The Convention of the Hungarian Baptist Churches of Romania (Romániai Magyar Baptista Gyülekezetek Szövetsége; Convenţia Bisericilor Creştine Baptiste Maghiare) is a Baptist Christian association of Hungarian churches in Romania within the larger Baptist Union of Romania, united for promoting cooperative ministry. The convention operates as a "sister" denomination to the Baptist Union of Romania and is a member of the European Baptist Federation and the Baptist World Alliance.

==History==
In the 1870s Anton Novak, an Ethnic German colporteur of the British and Foreign Bible Society, began to meet and study the Scriptures with a group of Reformed Christians in Transylvania. In 1875, Heinrich Meyer baptized eight of them and formed them into a church in Salonta Mare. This was the first Baptist church in Transylvania.

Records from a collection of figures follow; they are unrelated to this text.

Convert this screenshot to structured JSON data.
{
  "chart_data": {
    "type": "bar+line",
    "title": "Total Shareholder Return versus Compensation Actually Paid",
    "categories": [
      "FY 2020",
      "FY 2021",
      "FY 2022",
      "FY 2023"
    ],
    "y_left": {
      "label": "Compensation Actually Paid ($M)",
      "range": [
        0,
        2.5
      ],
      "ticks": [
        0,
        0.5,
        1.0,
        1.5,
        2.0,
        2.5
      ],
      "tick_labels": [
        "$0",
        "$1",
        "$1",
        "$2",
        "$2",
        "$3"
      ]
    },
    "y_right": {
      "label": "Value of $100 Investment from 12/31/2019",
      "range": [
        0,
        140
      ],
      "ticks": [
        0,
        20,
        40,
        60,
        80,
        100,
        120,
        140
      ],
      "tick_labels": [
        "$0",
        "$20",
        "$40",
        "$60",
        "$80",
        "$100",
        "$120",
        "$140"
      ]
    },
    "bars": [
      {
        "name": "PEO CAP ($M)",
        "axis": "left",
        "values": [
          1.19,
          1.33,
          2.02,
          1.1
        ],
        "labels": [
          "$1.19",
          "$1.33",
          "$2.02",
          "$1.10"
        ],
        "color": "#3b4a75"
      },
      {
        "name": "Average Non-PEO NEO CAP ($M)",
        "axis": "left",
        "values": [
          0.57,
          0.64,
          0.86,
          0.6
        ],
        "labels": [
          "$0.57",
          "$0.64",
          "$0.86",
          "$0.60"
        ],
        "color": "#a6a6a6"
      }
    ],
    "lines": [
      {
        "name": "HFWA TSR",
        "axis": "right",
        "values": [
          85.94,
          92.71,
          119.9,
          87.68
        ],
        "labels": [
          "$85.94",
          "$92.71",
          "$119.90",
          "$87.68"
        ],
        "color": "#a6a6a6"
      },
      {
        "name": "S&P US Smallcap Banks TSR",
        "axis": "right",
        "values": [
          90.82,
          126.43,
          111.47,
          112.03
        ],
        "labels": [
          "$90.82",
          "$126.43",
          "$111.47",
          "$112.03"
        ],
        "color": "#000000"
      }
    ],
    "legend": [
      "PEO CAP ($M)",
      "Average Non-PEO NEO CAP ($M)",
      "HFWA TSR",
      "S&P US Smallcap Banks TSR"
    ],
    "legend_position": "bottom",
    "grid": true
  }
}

The Baptist Union of Romania was formed in 1920, but Saxons, Hungarians, and Rusyn-Ukrainians maintained associations to promote their own interests. The Recognized Hungarian Baptist Union of Romania was founded at Salonta in October 1920. The Unrecognized Hungarian Baptist Union of Romania was formed around the same time in Nuşfalău. In 1922, the Recognized Hungarian Baptist Union associated with the Baptist Union of Romania as a department within it, and also joined the Baptist World Alliance. The two Hungarian Baptist groups united to become the Hungarian Baptist Convention of Romania in 1935.

Government instability and change brought varying challenges to the Baptists of Romania, especially from 1955 to 1989, under the Communist regime. During this time believers were harassed, churches closed, ministers threatened, and educational work prohibited. In 1948, the Hungarian Baptist Convention was closed. The Union of the Hungarian Baptist Churches of Romania was organized in Cluj-Napoca on February 3, 1990. In 1996, the name "Union" was changed to "Convention".

According to a census published by the association in 2023, it claimed 8,321 members in 253 churches.